The two systems that I am trading are:
- Volatility futures
- Selling vertical spreads
I will start with the second system - I am selling vertical spreads on commodity future options, index future options as well as interest rates and currency future options. So nothing new or earth shattering here. In order to be able to generate a fairly stable income I usually choose 40-70 days till expiry far out of the money options. Usual spread generates around $120 in premium with maximum downside of $1000. As I mentioned above I don't use technical analysis in any shape or form, however most of the trades are fairly directional I usually look at the chart and pick instruments that have reached their peak in the short term or are in the fairly strong uptrend. For example, when S&P has reached 1460 I thought that on the balance of probabilities it is unlikely go much higher up, I also usually calculate the maximum that the instrument can reach within given timeframe based on it's current volatility and sell options a bit above that level.
In most cases I would immediately put an order to close the spread if it has generated 50% of profit in the first week or two, if not then I wait for the whole spread to expire or close it when it reaches $10 or so.
Risk management is also pretty simple - I either close the spread based on my opinion about the market or wait for the underlying to reach the strike price of the sold option at which point I close or roll the spread at the market price.
As an additional risk management parameter I am never concentrated in any one commodity or correlated market, in addition I usually build my positions slowly over the course of several weeks. This way it prevents me from making a big mistake, every trader can give an example of the time when they have entered the market only to discover that it went south right after the trade has been executed.

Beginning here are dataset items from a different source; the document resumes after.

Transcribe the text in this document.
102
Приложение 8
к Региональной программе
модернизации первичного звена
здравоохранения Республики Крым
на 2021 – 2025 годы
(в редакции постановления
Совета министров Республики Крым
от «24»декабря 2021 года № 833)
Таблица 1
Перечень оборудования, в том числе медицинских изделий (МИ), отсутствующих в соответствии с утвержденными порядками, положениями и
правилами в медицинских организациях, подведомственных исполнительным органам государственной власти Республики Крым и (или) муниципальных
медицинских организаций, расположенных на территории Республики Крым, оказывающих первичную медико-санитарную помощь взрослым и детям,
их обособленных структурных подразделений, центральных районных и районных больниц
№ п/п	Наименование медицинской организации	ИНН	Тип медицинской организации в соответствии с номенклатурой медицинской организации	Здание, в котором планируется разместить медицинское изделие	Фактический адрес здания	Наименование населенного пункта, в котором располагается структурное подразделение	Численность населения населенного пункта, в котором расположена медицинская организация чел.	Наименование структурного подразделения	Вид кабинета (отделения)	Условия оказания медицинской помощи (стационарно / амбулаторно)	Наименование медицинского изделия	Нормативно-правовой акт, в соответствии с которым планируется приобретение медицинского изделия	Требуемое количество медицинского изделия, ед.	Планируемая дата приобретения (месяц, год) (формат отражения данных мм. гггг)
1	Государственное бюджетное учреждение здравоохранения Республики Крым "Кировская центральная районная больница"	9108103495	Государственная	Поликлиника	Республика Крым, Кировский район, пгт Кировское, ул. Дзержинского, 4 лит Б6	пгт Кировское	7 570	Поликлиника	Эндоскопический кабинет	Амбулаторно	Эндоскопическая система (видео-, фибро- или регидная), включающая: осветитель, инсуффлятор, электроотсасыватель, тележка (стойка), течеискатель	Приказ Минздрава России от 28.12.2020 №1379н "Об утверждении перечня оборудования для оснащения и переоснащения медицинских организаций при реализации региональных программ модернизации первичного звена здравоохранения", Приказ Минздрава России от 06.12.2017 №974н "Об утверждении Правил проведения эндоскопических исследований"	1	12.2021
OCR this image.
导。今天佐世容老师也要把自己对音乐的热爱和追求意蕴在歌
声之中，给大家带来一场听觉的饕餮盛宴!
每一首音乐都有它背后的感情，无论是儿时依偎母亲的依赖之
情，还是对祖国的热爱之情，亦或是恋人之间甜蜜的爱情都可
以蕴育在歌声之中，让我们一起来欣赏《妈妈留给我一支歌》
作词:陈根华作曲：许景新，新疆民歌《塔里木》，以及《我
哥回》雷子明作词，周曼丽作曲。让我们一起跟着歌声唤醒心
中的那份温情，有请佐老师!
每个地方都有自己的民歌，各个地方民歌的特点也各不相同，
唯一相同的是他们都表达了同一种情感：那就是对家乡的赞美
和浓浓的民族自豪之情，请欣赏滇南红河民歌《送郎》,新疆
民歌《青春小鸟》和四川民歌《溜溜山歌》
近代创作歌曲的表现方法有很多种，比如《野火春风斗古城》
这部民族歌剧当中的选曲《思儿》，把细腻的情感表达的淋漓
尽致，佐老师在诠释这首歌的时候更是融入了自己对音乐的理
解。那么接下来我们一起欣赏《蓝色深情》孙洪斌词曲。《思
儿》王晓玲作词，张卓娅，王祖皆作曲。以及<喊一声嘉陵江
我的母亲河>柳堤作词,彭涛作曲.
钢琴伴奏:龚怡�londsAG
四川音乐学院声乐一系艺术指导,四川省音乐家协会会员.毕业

I think it is enough for the first post, the second system is also simple but involves taking on much more risk, the additional good system that I know of (not guaranteed to make profit) but not currently trading due to the lack of time is called Fractional trading it involves CFDs and can be traded only through a handful of brokers, the risks in these systems are significant, therefore I will leave them for future posts. Please let me know what you think of the system and if you can find any apparent flaws in it.